ÇOCUK VE KÖPEK (Yarı manzum öykü)Bir duvar dibine çökmüş bir çocuk, Çıplak ayaklarını kanatmış taşlar. Gözleri iki siyah kocaman boncuk, Akmadan kurumuş üstünde yaşlar. Elinde bir küçük ekmek parçası, Tek büyük serveti o kuru ekmek, Bütün gün onun tüm nafakası, O ekmek, can demek, yaşamak demek... Rüzgâra tutulmuş bir yaprak gibi Titriyor, belli ki, hem çok üşüyor, Avcunda sımsıkı, lokmanın dibi, Bazen küçük başı, yana düşüyor. Ve tam karşısında bir garip köpek Dikmiş gözlerini, dostça bakıyor, Onun da özlemi bir lokma ekmek, Baktıkça ağzının suyu akıyor... O mahzun bakışa çocuk yüreği Dayanamadı ve sonra vaz geçti, Uzatıp o küçük lokma ekmeği, Biri doyacaktı; köpeği seçti.
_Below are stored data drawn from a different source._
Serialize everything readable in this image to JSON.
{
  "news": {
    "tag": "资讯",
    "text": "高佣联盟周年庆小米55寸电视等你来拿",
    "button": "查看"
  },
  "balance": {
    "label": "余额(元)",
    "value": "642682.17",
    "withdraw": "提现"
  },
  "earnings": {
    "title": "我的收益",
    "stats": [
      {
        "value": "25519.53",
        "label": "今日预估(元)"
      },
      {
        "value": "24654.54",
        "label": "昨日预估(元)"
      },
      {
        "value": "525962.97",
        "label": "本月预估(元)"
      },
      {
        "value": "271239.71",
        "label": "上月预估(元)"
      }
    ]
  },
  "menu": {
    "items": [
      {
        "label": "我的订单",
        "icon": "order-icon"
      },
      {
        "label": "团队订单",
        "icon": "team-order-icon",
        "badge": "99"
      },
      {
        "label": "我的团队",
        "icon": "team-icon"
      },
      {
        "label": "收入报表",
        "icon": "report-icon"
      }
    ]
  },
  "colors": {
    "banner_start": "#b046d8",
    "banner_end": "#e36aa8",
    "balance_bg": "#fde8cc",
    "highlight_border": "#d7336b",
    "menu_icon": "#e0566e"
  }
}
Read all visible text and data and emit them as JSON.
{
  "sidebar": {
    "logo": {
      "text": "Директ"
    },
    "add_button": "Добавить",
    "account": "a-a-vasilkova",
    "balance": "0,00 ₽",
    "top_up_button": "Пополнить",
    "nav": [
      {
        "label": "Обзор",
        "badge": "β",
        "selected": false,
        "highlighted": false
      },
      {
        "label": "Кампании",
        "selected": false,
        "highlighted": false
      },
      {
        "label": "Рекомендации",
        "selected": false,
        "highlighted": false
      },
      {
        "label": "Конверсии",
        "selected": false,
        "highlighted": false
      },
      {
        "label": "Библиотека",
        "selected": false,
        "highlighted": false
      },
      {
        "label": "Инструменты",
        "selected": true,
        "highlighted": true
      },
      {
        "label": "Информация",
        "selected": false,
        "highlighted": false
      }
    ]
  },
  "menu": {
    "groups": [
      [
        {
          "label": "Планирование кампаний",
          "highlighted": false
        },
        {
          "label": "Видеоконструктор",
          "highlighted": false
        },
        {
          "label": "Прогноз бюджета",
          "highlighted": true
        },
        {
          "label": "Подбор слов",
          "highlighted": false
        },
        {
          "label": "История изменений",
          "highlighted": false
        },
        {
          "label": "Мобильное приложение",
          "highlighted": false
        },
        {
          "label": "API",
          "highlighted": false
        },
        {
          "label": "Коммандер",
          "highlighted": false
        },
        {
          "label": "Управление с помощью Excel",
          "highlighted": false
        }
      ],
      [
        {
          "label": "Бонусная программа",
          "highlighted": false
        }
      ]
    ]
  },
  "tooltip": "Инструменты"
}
Sallandı şükranla hemen kuyruğu, Bir lokmada yuttu ekmeği köpek, Hem sevgi, hem şükür Tanrı buyruğu Şimdi gerekiyordu teşekkür etmek... Üstüne atılıp küçük çocuğun Kırk yıllık dost gibi sarıldı birden, Kalp atışlarından sevgiyi duydu, Başını soktuğu o sıcak yerden. Çocuk da sarıldı ona sevgiyle, İlk kez biri ona sarılıyordu Ürperdi yüreği, bilmedi, niye? Sevginin hazzına varılıyordu... Ertesi sabah yoldan geçenler soğuk taşlar üzerinde yatan bir küçük çocuk cesedi gördüler...Minicik yüzündeki o kocaman gözlerinde, mutlu bir ifade kalmıştı çocuğun. Ve çocuğun baş ucunda bir sokak köpeği, sanki onu yeniden canlandırmak ümidiyle, hiç durmadan yalıyordu onun cansız ellerini, yüzünü, çıplak ayaklarının... Hergün, önünden geçerken, onun iri siyah gözlerinde âdeta yalvaran, çaresiz bakışları gömezden gelerek yürüyüp geçiveren insanlar, şimdi birer merhamet âbidesi kesilmişler, üzüntüyle seyrediyorlardı bu hüzün tablosunu... Bu sırada, kalabalıktan heyecanlı bir ses yükseldi Bu aç köpek, cesedi yemeye çalışıyor diye...Ve aynı anda bir tekme patladı zavallı hayvanın karnında, Köpek 4-5 metre öteye düştü, bir iki hırıltı çıktı boğazından, can bile çekişmedi, adeta bu pis dünyada yaşamaya değmez dercesine ve o da oracıkta can verdi.. Şimdi taşların üzerinde cansız bir çocuk ve ölü bir köpek vardı. Hiç kimse fark etmedi ama, ikisinin de gözlerinde, bir huzur ifadesi kalmıştı sanki.. Çünki, ikisi de, ölmeden az önce, yaşamlarında ilk kez, sevmenin ve sevilmenin mutluluğunu tatmışlardı... Ünal Beşkese |
Gözlerim yaşardı, yazıda yürek de yandı.
Okumak da hissetmekte yürekte aciz kaldı..
Gerçekten ... Yüreğine sağlık...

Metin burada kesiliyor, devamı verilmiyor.